EPHRAIM HARDCASTLE: Is this the way back for Prince Andrew?
EPHRAIM HARDCASTLE: Is charity work the ‘mysterious development’ being trumpeted as a way back for Prince Andrew?
As the first anniversary of Andrew’s £12million settlement with Virginia Giuffre looms, the disgraced duke has yet to visibly honour his promise ‘to support the fight against the evils of sex trafficking’.
Isn’t this his route back to Royal favour? When Princess Alexandra’s husband, the late Angus Ogilvy, incurred the Queen’s displeasure by becoming embroiled in the Lonrho affair, he restored his image with charity work.
After the Queen’s cousin, the Earl of Harewood, divorced his wife in 1967 he was exiled but earned forgiveness working for the English National Opera.
With Andrew’s ‘friends’ trumpeting a ‘mysterious development’ to clear his name, couldn’t he announce a charitable venture for victims of sex trafficking?
Are Harry and Meghan, thwarted by the late Queen in their bid to monetise the Sussex Royal trademark, taking a keen interest in Mike Tindall charging £20,000 a day to shoot clay pigeons alongside him? The King seems to have turned a blind eye to Tindall’s money-maker, possibly because he’s no stranger to milking the Royal brand himself. As Prince of Wales, Charles was allowed to start his lucrative Duchy Originals business in 1990 in the face of Palace objections by making sure the profits went to charity. Not a difficult gesture when you have a multi-million-pound income from the Duchy of Cornwall to pay for life’s little luxuries.
Deja Vu for Tom Jones with the Welsh Rugby Union’s ban on Delilah.
Tom, pictured, was ordered to change the lyrics when he warbled his trademark murder ballad in 1968 on The Ed Sullivan Show in New York.
Ed was offended, not by the violence, but by the line ‘At break of day, when that man drove away,’ fretting that it implied a sexual relationship. Tom’s verdict? ‘Such bull****!’
On Monday, the bells of Westminster Abbey won’t ring out and guns across the country will be silent. For the first time since 1953, February 6 won’t be marked as Accession Day, when Princess Elizabeth had become Queen.

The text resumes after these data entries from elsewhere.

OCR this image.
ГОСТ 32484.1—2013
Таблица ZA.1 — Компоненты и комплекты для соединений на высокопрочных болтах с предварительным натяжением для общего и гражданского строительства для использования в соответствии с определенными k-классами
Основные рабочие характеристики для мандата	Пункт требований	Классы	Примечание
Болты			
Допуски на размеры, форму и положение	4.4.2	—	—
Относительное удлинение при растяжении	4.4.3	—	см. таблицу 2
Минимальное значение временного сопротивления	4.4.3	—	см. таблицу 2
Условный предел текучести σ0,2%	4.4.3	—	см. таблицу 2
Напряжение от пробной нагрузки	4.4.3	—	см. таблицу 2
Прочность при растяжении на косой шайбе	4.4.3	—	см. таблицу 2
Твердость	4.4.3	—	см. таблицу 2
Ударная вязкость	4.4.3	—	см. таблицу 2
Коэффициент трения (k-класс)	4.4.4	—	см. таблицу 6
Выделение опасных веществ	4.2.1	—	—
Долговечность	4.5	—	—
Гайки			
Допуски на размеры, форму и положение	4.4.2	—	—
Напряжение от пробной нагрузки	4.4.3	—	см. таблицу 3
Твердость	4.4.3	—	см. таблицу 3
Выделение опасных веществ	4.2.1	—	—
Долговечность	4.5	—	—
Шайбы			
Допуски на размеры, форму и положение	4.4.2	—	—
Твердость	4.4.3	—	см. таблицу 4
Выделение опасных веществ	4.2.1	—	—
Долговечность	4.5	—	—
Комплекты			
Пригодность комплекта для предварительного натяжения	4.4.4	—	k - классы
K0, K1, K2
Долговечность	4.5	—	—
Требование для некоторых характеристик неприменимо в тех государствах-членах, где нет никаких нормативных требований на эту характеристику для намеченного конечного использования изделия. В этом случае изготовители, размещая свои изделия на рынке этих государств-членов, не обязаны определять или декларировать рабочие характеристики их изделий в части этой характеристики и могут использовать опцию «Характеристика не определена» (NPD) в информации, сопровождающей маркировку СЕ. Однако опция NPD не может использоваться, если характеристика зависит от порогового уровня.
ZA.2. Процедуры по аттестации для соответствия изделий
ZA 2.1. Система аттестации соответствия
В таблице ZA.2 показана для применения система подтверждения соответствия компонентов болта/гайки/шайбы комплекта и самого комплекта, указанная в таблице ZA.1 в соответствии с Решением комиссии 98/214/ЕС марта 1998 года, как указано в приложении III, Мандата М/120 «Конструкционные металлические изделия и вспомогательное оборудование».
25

Instead bells will ring and guns will boom on September 8 to mark the first anniversary of Charles’s accession.
Margaret Thatcher’s Downing Street Policy Unit head Ferdinand Mount, reviewing in The Times Literary Supplement a history of fair play, shares his opinion of the House of Commons, remarking: ‘At times it seems as if those green benches are infested with gropers, rapists, pornographers, chisellers, cheats and scammers.’ Surely the Hon Members speak highly of you, Ferdie!
Please pass the smelling salts to Charles Moore. A staunch Papist, he’s just discovered that Pope Francis has been swearing like Gordon Ramsay, calling priests who deny absolution to unrepentants in confession ‘f***ing careerists who f*** up the lives of others’. Lord Moore’s conclusion? ‘He is quite a rude crosspatch.’ That’ll have them quaking in the Vatican, Charles!